Workshop Nicholas Ballet
von 17:00 bis 18:30
Industrial Music and Fanzines. The rise of an underground press
England in the 1970s witnessed the emergence of industrial music bands involved in a counterculture that operated as a platform of exchange between the arts. The visual productions of industrial musicians, who were initially performers, revealed a global artistic phenomenon operating at the intersection of a multitude of media. The sound works of these artists were supplemented by a rich array of visual productions: a regular practice of mail art and collage allowed industrial artists to design fanzines as a means of spreading their music to a wider audience.
Created by the band Throbbing Gristle, the independent label Industrial Records was an example of this do-it-yourself strategy: in the late 1970s, for example, they published the fanzine Industrial News, which offered articles on military scientific research conducted during the Cold War. Composed by many photocopied collages, these articles introduced a new generation of artists who remained on the margins of the dominant cultural institutions (museums, galleries, etc.). Using Industrial News as a case study, this presentation examines the visual production of this industrial counterculture, revealing how these artists explored the thematic of mind controlling across media.

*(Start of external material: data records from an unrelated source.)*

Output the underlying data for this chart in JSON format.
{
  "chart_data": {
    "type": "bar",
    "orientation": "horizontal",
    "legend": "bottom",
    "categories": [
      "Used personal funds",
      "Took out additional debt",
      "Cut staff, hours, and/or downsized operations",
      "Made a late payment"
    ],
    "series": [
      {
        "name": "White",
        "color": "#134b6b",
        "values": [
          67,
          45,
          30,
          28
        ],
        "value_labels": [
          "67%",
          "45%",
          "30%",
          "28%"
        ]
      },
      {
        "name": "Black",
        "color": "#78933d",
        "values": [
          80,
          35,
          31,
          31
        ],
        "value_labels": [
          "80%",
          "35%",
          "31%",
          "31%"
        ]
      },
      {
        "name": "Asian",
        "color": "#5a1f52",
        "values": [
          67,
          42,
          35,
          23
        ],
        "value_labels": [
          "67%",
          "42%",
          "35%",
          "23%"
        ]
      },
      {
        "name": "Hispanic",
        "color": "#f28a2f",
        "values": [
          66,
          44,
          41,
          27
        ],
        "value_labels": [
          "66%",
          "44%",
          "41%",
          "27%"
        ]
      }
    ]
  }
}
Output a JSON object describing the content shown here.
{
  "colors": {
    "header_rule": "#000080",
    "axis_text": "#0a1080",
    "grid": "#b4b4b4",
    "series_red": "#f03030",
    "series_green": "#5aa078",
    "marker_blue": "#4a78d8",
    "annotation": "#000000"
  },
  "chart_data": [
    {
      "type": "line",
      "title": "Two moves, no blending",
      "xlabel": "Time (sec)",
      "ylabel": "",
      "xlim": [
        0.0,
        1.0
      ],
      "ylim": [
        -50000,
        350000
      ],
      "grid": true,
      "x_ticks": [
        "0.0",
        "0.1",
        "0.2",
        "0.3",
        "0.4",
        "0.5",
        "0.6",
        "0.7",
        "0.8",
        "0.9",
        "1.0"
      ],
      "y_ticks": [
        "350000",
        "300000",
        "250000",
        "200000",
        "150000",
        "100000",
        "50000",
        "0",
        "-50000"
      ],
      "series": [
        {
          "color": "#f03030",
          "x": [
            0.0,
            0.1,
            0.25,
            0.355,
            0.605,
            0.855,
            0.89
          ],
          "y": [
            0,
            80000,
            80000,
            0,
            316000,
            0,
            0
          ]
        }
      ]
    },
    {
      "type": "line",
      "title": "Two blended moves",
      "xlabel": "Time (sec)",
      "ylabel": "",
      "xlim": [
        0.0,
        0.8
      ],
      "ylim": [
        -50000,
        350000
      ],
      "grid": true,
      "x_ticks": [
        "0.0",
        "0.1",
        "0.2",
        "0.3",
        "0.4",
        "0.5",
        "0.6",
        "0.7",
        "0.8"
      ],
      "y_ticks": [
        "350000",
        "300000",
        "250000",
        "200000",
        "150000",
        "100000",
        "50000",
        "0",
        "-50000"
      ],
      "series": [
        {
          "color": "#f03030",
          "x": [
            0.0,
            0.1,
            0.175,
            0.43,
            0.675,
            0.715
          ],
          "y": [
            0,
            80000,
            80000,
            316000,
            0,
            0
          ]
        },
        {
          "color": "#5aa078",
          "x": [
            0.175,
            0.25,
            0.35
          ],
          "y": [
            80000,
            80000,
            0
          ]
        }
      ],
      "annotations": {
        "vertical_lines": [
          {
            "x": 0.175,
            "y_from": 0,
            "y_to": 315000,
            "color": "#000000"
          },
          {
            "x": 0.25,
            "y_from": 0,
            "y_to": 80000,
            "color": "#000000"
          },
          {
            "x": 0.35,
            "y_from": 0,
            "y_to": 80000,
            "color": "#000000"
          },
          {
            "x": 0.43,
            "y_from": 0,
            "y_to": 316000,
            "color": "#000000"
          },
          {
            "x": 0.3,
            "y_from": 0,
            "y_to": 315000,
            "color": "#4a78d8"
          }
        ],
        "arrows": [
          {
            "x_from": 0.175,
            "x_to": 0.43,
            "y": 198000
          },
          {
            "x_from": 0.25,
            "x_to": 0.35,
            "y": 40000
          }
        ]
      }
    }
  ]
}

is a researcher in History of Contemporary Art at the Institut national d'histoire de l'art (INHA), Paris. He is a PhD student in history of contemporary art under the direction of Professor Pascal Rousseau at the Pantheon-Sorbonne University, and he is currently writing a thesis on the visual issues of industrial music in the 1970s and 1980s in Europe and the United States. His work is devoted to the study of countercultures (cyberculture, industrial counterculture, occulture), media studies and the history of posthumanism.